I recently presented at the Death, Grief, and Belief conference on psychedelics in the death process. Last Monday, I recapped some of the history of psychedelics leading up to the current renaissance in clinical studies. Today I write about current research on psychedelics in the death setting.
Timothy Leary was a controversial figure in the psychedelics space. Many complained that the invented political fervor over psychedelics stems in part from his spiritual advocacy and public shenanigans. Yet he also had a profound impact on the cultural understanding of psychedelics.
Leary popularized the term “set and setting” to describe the psychedelic experience. (The term was coined by another cosmonaut, Al Hubbard.) Set is your mindset when consuming a psychedelic: what’s going on in your life, what you’ve emotionally suppressed, your intention for the trip.

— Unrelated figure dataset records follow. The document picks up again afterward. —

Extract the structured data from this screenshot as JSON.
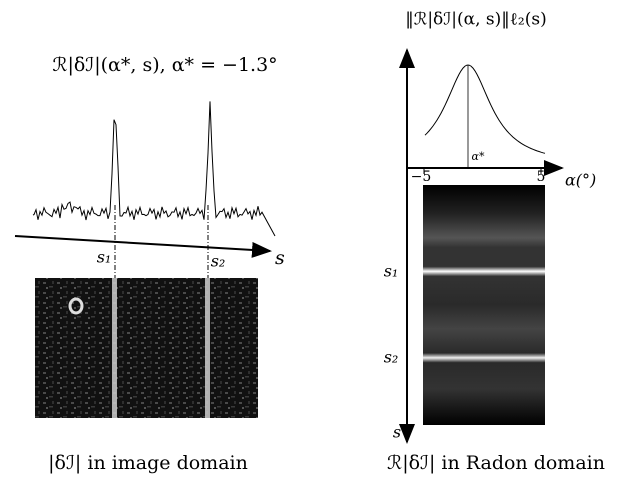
{
  "left": {
    "title": "ℛ|δℐ|(α*, s), α* = −1.3°",
    "s1": "s₁",
    "s2": "s₂",
    "axis": "s",
    "caption": "|δℐ| in image domain"
  },
  "right": {
    "title": "‖ℛ|δℐ|(α, s)‖ℓ₂(s)",
    "alpha_star": "α*",
    "tick_min": "−5",
    "tick_max": "5",
    "x_axis": "α(°)",
    "s1": "s₁",
    "s2": "s₂",
    "y_axis": "s",
    "caption": "ℛ|δℐ| in Radon domain"
  }
}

Setting is your physical environment, your culture, and the people you’re with. I’ve taken the same batch of psychedelics with different people in different environments and have had wildly different experiences. It’s never just the drug.
Culture matters quite a bit. In terms of end of life care, dying in America is an expensive process. Health care is excessively pricey during the last few months of life—approximately 10% of healthcare costs are at the end stage of life, totalling $430 billion—while funerary services average roughly $8,000. These factors place a burden on the dying and bereaved, and can affect the entire death process.
The current rollout of legal (or decriminalized) psychedelics is following this trend. I live in Oregon, the first state to offer psychedelics services. On the decriminalized market I pay $20 for an effective dose of psilocybin; going the medical route costs up to $3,400. Of course, the latter comes with multiple rounds of therapy, which is appropriate for some people. The problem is that appropriate doesn’t necessary equal accessible.
Ingesting psychedelics in a ritualistic jungle setting is going to be markedly different than doing so in a hospital room. All of the researchers I’ve read and talked to express difficulty in describing the psychedelic experience from a clinical perspective. Not only is it challenging to double-blind for psychedelics, but finding the right language to describe the experience is often impossible. Ironically, this is sometimes to the benefit of the dying person, who experiences such awe that language loses meaning.
Aldous Huxley wrote that the human mind is like a reducing valve: it limits information surfacing to conscious awareness to ensure that you, first and foremost, survive. The neuroscientist Dan Levitin writes that our brains can only handle 120 bits of information per second, equivalent to talking to two people at once and retaining the narrative. I’ve heard autistic people describe their experiences as taking in way more information at once, which makes responding challenging: it’s not that they don’t understand what’s going on, it’s that they understand too much, and it forms a type of paralysis. (This is limited to a few people I’ve watched describe it; I’m not describing the entire spectrum.)
What Huxley wrote about over 60 years ago is similar: psychedelics open the doors of perception so that you take in much more information all at once. Modern researchers acknowledge the possibility while cautioning that the human brain is known to create illusions. Yet, from a therapeutic perspective, some researchers think this could be a key to the potential success of psychedelics: if you disrupt the mental patterns associated with addiction or OCD, for example, then you show the sufferer that there are other ways to think and be in the world. The “realness” of the thought is secondary. This might be a key to understanding psychedelic efficacy in hospice care: patients receive new information that changes their perspective on life, and on death.